A nossa casa era um edifício de três andares e os andares tinham-se desmoronado uns sobre os outros, como as camadas de um bolo. Andei à volta e por cima das ruínas para ver se havia uma entrada, para recuperar alguma coisa da nossa vida. Era perigoso, mas as nossas memórias mereciam-no.
Não consegui encontrar nem o mais pequeno buraco. Nada tinha sobrevivido. As minhas memórias, as memórias da minha família e tudo o que possuíamos foi esmagado e enterrado.
Imagem: Malak Tantesh e o pai, Amjed, retornam a casa para descobrir que nada ali sobreviveu (Enas Tantesh/The Guardian)

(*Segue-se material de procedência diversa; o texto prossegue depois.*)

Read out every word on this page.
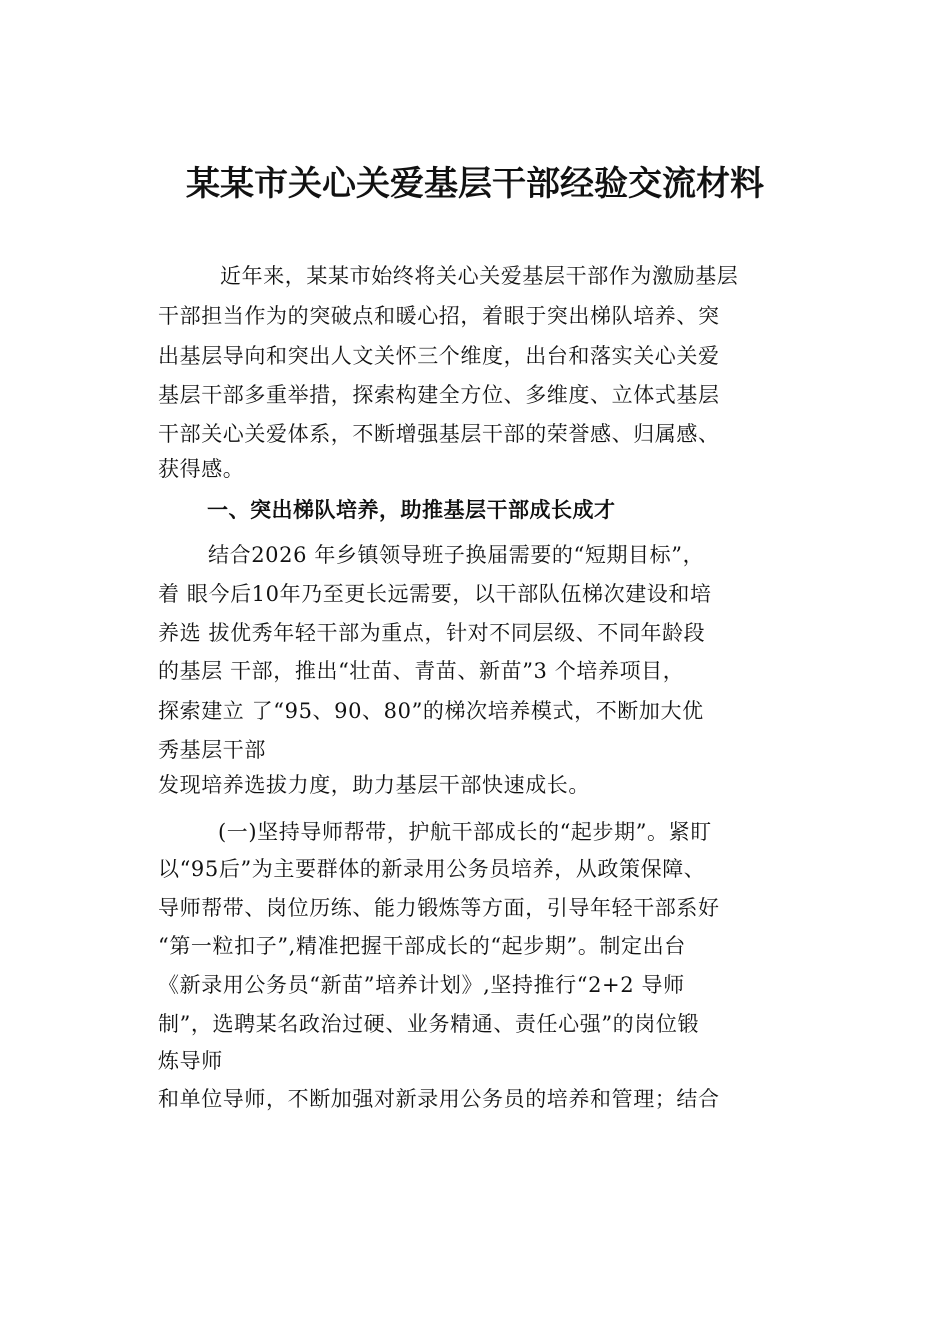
某某市关心关爱基层干部经验交流材料
近年来，某某市始终将关心关爱基层干部作为激励基层
干部担当作为的突破点和暖心招，着眼于突出梯队培养、突
出基层导向和突出人文关怀三个维度，出台和落实关心关爱
基层干部多重举措，探索构建全方位、多维度、立体式基层
干部关心关爱体系，不断增强基层干部的荣誉感、归属感、
获得感。
一、突出梯队培养，助推基层干部成长成才
结合2026 年乡镇领导班子换届需要的“短期目标”，
着 眼今后10年乃至更长远需要，以干部队伍梯次建设和培
养选 拔优秀年轻干部为重点，针对不同层级、不同年龄段
的基层 干部，推出“壮苗、青苗、新苗”3 个培养项目，
探索建立 了“95、90、80”的梯次培养模式，不断加大优
秀基层干部
发现培养选拔力度，助力基层干部快速成长。
(一)坚持导师帮带，护航干部成长的“起步期”。紧盯
以“95后”为主要群体的新录用公务员培养，从政策保障、
导师帮带、岗位历练、能力锻炼等方面，引导年轻干部系好
“第一粒扣子”,精准把握干部成长的“起步期”。制定出台
《新录用公务员“新苗”培养计划》,坚持推行“2+2 导师
制”，选聘某名政治过硬、业务精通、责任心强”的岗位锻
炼导师
和单位导师，不断加强对新录用公务员的培养和管理；结合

Este artigo foi publicado no The Guardian em 31 de Janeiro de 2025
Malak A Tantesh nasceu e vive em Gaza. Na sequência de invasão israelita esteve, com a família, no campo de refugiados de Nuseirat. A partir de Março de 2024 tornou-se correspondente do The Guardian para o qual escreveu mais de sete dezenas de artigos. No artigo que agora publicamos descreve a sua viagem de retorno a Beit Lahia, com os pais, para ver o que resta das suas vidas antes da guerra. Malak é filha da Amjed Tantesh. As fotografias foram tiradas pela sua irmã Enas.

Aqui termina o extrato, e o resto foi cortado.